Figure 1 illustrates graphically where the big coefficients come from. For \(2n = 28, 56, \dots , 140\), it plots the coefficients \(|c_k^{}|\) for \(k = 0, 1, \dots , n\) in a monomial expansion of the best approximations.

Fig. 1
figure 1

Monomial coefficients \(|c_k^{}|\) of best approximations of x by even powers on \([0,1]\), or equivalently, of |x| on \([-1,1]\), for \(2n = 28, 56, \dots , 140\). These values correspond to approximation errors approximately \(0.01, 0.01/2, \dots , 0.01/5\). The end of the curve is of order \(2^{2n}\), and the peak in the middle is of order \((1+\sqrt{2})^{2n}\)

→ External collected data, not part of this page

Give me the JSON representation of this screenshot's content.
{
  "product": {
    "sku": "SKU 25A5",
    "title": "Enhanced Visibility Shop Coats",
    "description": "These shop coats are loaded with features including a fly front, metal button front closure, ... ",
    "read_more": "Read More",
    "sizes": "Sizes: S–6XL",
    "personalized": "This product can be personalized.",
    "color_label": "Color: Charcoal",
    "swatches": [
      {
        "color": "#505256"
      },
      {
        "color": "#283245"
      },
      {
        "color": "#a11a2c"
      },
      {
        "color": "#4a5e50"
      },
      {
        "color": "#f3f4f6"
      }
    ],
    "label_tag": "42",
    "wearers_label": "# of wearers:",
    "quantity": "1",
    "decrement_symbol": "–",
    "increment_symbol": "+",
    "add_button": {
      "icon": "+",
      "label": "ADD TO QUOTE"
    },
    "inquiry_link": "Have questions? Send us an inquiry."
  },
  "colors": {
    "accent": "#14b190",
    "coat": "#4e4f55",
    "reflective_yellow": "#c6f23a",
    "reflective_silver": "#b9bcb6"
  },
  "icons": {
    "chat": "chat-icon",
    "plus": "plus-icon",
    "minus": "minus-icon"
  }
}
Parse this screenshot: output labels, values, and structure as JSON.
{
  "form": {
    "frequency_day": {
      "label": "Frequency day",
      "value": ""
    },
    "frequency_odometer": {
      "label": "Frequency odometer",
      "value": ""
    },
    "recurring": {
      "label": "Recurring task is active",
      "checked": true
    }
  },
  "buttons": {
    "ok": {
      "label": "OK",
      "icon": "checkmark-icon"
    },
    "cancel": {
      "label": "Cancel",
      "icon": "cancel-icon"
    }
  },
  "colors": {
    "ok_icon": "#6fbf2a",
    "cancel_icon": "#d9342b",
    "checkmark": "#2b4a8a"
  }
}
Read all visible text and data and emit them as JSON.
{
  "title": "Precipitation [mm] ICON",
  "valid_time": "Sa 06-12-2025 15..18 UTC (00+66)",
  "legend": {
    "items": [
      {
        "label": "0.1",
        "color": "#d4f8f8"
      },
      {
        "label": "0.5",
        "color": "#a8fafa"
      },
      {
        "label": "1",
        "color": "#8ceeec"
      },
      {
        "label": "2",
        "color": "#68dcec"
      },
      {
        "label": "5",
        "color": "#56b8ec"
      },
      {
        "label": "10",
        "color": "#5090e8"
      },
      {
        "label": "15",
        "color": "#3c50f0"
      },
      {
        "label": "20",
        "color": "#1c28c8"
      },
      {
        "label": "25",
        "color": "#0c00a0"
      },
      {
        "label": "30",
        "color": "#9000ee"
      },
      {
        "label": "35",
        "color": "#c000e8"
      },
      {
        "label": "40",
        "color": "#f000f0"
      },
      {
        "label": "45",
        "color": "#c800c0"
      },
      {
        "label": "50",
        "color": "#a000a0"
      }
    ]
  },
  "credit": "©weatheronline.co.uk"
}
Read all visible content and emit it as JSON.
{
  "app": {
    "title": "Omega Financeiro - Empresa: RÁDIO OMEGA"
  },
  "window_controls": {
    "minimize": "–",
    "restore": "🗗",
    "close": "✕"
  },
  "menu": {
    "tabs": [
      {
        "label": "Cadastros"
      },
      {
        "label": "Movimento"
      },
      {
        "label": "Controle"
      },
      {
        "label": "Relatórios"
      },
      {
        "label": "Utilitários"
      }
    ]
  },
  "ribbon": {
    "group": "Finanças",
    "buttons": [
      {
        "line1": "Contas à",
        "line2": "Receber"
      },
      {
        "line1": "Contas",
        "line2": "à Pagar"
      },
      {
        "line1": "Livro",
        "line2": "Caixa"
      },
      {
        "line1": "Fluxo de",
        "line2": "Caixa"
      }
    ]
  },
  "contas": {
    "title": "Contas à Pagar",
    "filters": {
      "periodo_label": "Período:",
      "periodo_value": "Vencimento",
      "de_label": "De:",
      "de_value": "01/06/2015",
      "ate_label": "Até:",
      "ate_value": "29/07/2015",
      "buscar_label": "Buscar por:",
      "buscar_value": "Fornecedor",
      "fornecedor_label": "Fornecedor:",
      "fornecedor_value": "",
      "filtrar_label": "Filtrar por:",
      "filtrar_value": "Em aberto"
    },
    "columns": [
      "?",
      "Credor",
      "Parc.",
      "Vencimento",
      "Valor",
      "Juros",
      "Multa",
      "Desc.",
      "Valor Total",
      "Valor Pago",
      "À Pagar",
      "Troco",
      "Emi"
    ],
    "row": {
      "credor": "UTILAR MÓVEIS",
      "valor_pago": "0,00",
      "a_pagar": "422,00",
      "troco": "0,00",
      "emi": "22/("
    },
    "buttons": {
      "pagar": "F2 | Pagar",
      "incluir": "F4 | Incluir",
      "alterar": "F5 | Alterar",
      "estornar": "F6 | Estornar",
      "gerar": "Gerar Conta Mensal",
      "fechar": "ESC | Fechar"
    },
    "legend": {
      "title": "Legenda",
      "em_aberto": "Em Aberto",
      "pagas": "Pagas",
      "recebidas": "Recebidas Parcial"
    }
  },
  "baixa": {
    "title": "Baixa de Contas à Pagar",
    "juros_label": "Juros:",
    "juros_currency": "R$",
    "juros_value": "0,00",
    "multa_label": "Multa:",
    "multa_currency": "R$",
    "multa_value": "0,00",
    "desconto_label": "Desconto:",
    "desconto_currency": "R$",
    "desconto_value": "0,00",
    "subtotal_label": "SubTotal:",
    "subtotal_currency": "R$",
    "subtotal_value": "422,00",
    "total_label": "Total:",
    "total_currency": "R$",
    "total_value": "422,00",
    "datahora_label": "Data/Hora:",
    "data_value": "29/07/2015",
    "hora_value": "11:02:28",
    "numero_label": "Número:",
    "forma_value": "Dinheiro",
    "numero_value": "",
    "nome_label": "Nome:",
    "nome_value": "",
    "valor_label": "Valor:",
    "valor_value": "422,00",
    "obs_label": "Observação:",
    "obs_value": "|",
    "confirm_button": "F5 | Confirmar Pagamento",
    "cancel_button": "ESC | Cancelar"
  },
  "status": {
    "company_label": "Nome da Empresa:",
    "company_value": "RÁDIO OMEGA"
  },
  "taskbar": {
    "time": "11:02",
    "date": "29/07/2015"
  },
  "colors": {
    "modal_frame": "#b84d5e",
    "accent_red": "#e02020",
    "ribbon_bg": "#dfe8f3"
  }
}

4 A Remark About Mathematics

Theorem 2 is startling and interesting. From the usual mathematical point of view, however, it is not much more than that. After all, Müntz’s theorem remains valid and beautiful. From the usual mathematical perspective, Müntz’s theorem expresses a fundamental truth, and Theorem 2, however interesting, is an engineering footnote.

As I have discussed in the context of other problems [13, 15], I believe this usual perspective is too comfortable. Theorem 2 implies that typical sets of powers deemed useful by Müntz’s theorem would in fact be useless in any actual application. If it is not the business of mathematicians to notice and analyze such an effect, then whose business is it?